口火を切ったのは、ロスヴィータの隣に座るシュツェルツだ。
「実は、今現在、ご令嬢を取り戻すために、ある策の下準備をしているところでな。こちらのロゼッテ博士と、シュタム近衛騎士団副団長にも、その遂行のために動いてもらっている。だが、速やかな達成のためには、大法官であるベティカ公の協力が、是非とも必要なのだ」
父は首を捻った。
「国王陛下に身を引いていただき、娘を殿下に嫁がせることができるならば、それに越したことはございませぬが……。どのような策なのでございますか」
シュツェルツは説明を始めた。時折、アウリールとエリファレットが、それぞれの役目を補足する。
話を聞き終えたロスヴィータは、動揺しながらシュツェルツの横顔を見上げた。政治においては百戦錬磨の父も、唖然としている。ツァハリーアスだけが唯一平静を保ち、腕を組みながら考え込んでいた。
しばらくして、父が口を開く。
「……確かに、わたしがご協力すれば、できないことではないと存じますが、失敗した場合、どうなさるのです?」
シュツェルツは不敵に笑った。
「その時は、わたしに心を寄せる者たちとそなたたち一家を連れて、イペルセかシーラムにでも亡命するさ。再起については、それから考える」
「本気、なのでございますね?」
「ああ」
シュツェルツの答えを聞いた父は、指を組み、思案に沈んでしまった。父の隣に座っていたツァハリーアスが、声をかける。
「父上、殿下にご協力致しましょう。ローズィを守るためには、もう、それしか方法はありません」
「全てを失うことになったとしてもか?」
ツァハリーアスは断言した。
「わたしは、大切な妹を国王に差し出すことで永らえる命など、惜しくはありません」
ロスヴィータは息を呑み、父は顔を伏せた。数秒後、再び上げられた父の顔は、すっきりとしているように見えた。

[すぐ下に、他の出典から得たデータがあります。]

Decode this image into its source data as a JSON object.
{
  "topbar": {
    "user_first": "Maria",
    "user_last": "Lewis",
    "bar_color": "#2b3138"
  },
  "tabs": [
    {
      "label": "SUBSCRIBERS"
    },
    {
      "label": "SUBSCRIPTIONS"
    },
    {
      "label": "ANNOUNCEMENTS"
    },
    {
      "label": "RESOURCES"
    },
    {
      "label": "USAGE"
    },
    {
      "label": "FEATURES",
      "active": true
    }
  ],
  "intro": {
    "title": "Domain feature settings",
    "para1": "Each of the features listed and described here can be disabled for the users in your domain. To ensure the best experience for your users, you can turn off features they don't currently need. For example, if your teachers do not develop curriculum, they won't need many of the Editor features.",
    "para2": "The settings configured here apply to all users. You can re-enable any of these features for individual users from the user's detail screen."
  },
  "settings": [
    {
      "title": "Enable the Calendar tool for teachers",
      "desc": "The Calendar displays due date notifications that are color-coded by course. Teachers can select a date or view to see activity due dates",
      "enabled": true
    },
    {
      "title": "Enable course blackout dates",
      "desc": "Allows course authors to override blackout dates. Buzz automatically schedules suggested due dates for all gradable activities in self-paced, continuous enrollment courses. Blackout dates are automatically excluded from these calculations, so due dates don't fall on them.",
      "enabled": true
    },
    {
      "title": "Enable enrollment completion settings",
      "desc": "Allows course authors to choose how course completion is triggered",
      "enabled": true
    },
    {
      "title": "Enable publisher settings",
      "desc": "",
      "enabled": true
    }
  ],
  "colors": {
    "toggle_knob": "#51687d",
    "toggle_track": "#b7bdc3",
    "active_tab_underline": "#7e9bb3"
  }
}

「……ベティカ公爵家の次の当主はお前だ、ツァハ。そのお前が決断したことなら、わたしは喜んで手を貸そう。──殿下、よろしくお願い致します」
シュツェルツは頷く。
「こちらこそ、よろしく頼む」
その後、シュツェルツは父やツァハリーアスたちとともに、疑問点を確認し合い、作戦の段取りを詰め始めた。
時間は深夜を回り、ロスヴィータは何度も退席を勧められたが、シュツェルツから離れなかった。

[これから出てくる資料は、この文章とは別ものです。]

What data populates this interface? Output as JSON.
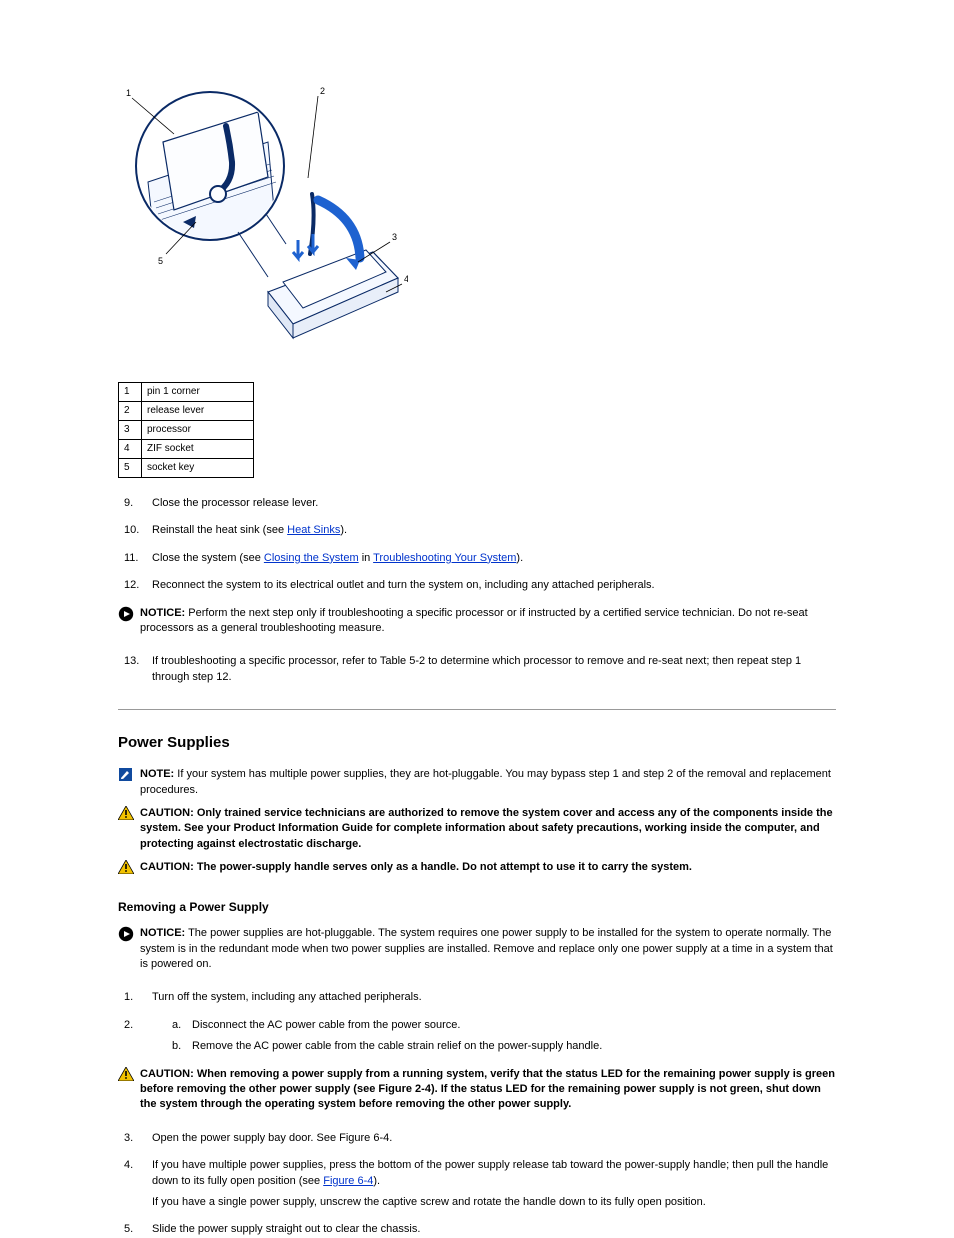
{
  "diagram": {
    "callouts": {
      "c1": "1",
      "c2": "2",
      "c3": "3",
      "c4": "4",
      "c5": "5"
    }
  },
  "legend": {
    "r1_num": "1",
    "r1_label": "pin 1 corner",
    "r2_num": "2",
    "r2_label": "release lever",
    "r3_num": "3",
    "r3_label": "processor",
    "r4_num": "4",
    "r4_label": "ZIF socket",
    "r5_num": "5",
    "r5_label": "socket key"
  },
  "steps_top": {
    "s9": "Close the processor release lever.",
    "s10_pre": "Reinstall the heat sink (see ",
    "s10_link": "Heat Sinks",
    "s10_post": ").",
    "s11_pre": "Close the system (see ",
    "s11_link": "Closing the System",
    "s11_post": " in ",
    "s11_link2": "Troubleshooting Your System",
    "s11_post2": ").",
    "s12": "Reconnect the system to its electrical outlet and turn the system on, including any attached peripherals.",
    "notice_lead": "NOTICE:",
    "notice_body": " Perform the next step only if troubleshooting a specific processor or if instructed by a certified service technician. Do not re-seat processors as a general troubleshooting measure.",
    "s13": "If troubleshooting a specific processor, refer to Table 5-2 to determine which processor to remove and re-seat next; then repeat step 1 through step 12."
  },
  "section": {
    "title": "Power Supplies",
    "note_lead": "NOTE:",
    "note_body": " If your system has multiple power supplies, they are hot-pluggable. You may bypass step 1 and step 2 of the removal and replacement procedures.",
    "caution1_lead": "CAUTION:",
    "caution1_body": " Only trained service technicians are authorized to remove the system cover and access any of the components inside the system. See your Product Information Guide for complete information about safety precautions, working inside the computer, and protecting against electrostatic discharge.",
    "caution2_lead": "CAUTION:",
    "caution2_body": " The power-supply handle serves only as a handle. Do not attempt to use it to carry the system."
  },
  "remove": {
    "head": "Removing a Power Supply",
    "notice_lead": "NOTICE:",
    "notice_body": " The power supplies are hot-pluggable. The system requires one power supply to be installed for the system to operate normally. The system is in the redundant mode when two power supplies are installed. Remove and replace only one power supply at a time in a system that is powered on.",
    "s1": "Turn off the system, including any attached peripherals.",
    "s2_a": "Disconnect the AC power cable from the power source.",
    "s2_b": "Remove the AC power cable from the cable strain relief on the power-supply handle.",
    "caution_lead": "CAUTION:",
    "caution_body": " When removing a power supply from a running system, verify that the status LED for the remaining power supply is green before removing the other power supply (see Figure 2-4). If the status LED for the remaining power supply is not green, shut down the system through the operating system before removing the other power supply.",
    "s3": "Open the power supply bay door. See Figure 6-4.",
    "s4_pre": "If you have multiple power supplies, press the bottom of the power supply release tab toward the power-supply handle; then pull the handle down to its fully open position (see ",
    "s4_link": "Figure 6-4",
    "s4_post": ").",
    "s4_note": "If you have a single power supply, unscrew the captive screw and rotate the handle down to its fully open position.",
    "s5": "Slide the power supply straight out to clear the chassis."
  }
}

まだ夜が明け切らぬ、真っ暗な早朝、会議を終えたシュツェルツは幻影宮に帰ることになった。
ロスヴィータは屋敷の車寄せまでついていき、暗がりの中、シュツェルツを見上げる。
「今更、こんなことを申し上げるのはおかしいかもしれませんが……危険ではございませんの?」
シュツェルツはほほえんだ。
「心配してくれるのは嬉しいけど、君を取り戻すためには、これくらいしないといけないんだ」
それから、耳元で囁く。
「コルセットを着けていない君は、とても刺激的だったよ。また、見せてくれないか」
そういえば、そうだった。だって、仕方ないじゃないか。寝間着に着替えたあとで、シュツェルツがやってきたのだから。
(わたくし、寝間着姿のまま、殿下に抱き締められたのだったわ……)
顔から火が出そうになったロスヴィータが、恥じらいから思わず身を引くと、シュツェルツに抱き寄せられた。そのまま唇を塞がれる。

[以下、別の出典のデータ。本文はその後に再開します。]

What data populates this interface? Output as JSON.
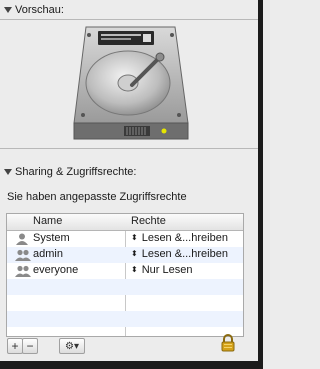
{
  "preview": {
    "title": "Vorschau:",
    "icon": "hard-drive-icon"
  },
  "sharing": {
    "title": "Sharing & Zugriffsrechte:",
    "custom_access_text": "Sie haben angepasste Zugriffsrechte",
    "columns": {
      "name": "Name",
      "privilege": "Rechte"
    },
    "rows": [
      {
        "name": "System",
        "privilege": "Lesen &...hreiben",
        "icon": "user-icon"
      },
      {
        "name": "admin",
        "privilege": "Lesen &...hreiben",
        "icon": "group-icon"
      },
      {
        "name": "everyone",
        "privilege": "Nur Lesen",
        "icon": "group-icon"
      }
    ]
  },
  "toolbar": {
    "add_label": "+",
    "remove_label": "−",
    "action_label": "⚙▾"
  },
  "lock": {
    "icon": "lock-icon",
    "color": "#d4a21a"
  }
}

家族やアウリールたちに見られていることを思い起こし、ロスヴィータはさらに赤面した。シュツェルツはにっこり笑って、アウリールたちとともに馬車に乗り込んだ。
闇に慣れ始めた目で、馬車を追う。馬車が門を潜り、見えなくなってしまったあとも、ロスヴィータはその場にたたずんでいた。